Sachiko Yamamoto a postdoctoral fellow at the Japanese National Institute of Advanced Industrial Science developed the device while working on an NIH-funded project that focused on designing wearable transcutaneous resistance devices that could detect infection-causing agents as well as modifying immune-regulatory factors to prevent the development of Lyme disease infection.
Shiken Experimental Training Program (SHIKER) is conducted in collaboration with the university medical school at Takatsuki City in central Japan.
Dr Iwamoto-san; Yuki Yanagisawa a researcher at the university medical school; and Professor Masayuki Okami a professor of biomedical and physiological sciences at Morioka University in Japan also collaborated with Dr Yamamoto to create the device.
Treatments for Lyme diseaseA redesign of the original device with a lightweight flexible coating made from a diet of nanocrystals well-known in radiation therapy research laboratories.

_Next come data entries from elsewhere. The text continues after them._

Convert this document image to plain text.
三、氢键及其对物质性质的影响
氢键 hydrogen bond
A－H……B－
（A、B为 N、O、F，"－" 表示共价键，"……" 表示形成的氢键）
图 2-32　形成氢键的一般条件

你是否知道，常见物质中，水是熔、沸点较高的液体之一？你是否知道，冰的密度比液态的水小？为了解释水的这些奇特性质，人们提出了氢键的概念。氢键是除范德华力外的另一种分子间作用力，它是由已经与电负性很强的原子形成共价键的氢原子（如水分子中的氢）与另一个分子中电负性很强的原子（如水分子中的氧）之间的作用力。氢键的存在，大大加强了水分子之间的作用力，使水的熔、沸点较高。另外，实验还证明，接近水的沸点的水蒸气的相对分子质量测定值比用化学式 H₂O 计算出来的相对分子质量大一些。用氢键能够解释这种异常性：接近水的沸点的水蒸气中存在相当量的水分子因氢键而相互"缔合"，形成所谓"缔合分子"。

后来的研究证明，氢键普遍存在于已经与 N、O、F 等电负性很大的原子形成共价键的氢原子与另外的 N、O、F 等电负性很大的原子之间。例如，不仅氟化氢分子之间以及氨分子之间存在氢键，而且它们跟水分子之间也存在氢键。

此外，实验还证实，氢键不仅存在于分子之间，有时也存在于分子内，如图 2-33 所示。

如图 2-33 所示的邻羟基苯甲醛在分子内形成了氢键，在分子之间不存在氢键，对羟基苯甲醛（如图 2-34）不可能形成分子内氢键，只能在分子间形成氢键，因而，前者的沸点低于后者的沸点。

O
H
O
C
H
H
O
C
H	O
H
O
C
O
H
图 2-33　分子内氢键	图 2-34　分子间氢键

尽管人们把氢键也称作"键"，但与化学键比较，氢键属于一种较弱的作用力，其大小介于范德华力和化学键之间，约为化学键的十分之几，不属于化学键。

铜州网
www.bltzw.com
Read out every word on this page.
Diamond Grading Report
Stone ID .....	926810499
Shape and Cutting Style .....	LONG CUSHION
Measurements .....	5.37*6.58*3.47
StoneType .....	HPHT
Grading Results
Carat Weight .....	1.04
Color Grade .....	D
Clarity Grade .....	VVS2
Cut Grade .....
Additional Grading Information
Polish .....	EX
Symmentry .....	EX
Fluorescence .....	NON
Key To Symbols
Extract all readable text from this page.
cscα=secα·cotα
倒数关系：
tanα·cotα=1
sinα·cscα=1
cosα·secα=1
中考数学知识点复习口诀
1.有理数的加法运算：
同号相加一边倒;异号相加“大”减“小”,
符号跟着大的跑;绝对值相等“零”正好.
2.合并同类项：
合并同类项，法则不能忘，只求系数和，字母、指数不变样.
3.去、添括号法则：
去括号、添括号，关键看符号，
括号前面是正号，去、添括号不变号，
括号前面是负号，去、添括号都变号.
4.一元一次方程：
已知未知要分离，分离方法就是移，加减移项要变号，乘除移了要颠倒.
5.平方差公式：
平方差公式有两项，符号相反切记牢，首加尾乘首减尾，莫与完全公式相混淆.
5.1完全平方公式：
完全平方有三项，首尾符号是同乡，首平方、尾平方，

In the current study the reaction of natural killer cells and T lymphocytes a type of lymphocyte in the body was measured using this coating. With the help of the device it was concluded that natural killer cells and T lymphocytes respond to a linear stress (where the skin is exposed to significant pressure) up to a pressure of about 6 G.
Traits that stop the immune responseThe device consists of a layer of graphene carbon nanotubes (graphene) on the skin. Using a carbon-based coating each nanotube can interact with the surface of the skin. When there is a chemical bond between the nanotube and the skin the surface of the coating is moist and even when the surface of the coating is exposed to sunlight the coating absorbs the light.
Li-ion batteries That are non-invasive but require small amounts of energy.
The second component is the Li-ion battery. The batteries can be miniaturized or removed after every use. They are small but have higher capacity than the current standard batteries(up to 500 mAh) and have been found to be electrically conductive. Furthermore the Li-ion battery can be drained even when the cell is not in use.
Such a thin metallic coat which protects the interior also protects the exterior from harmful chemicals.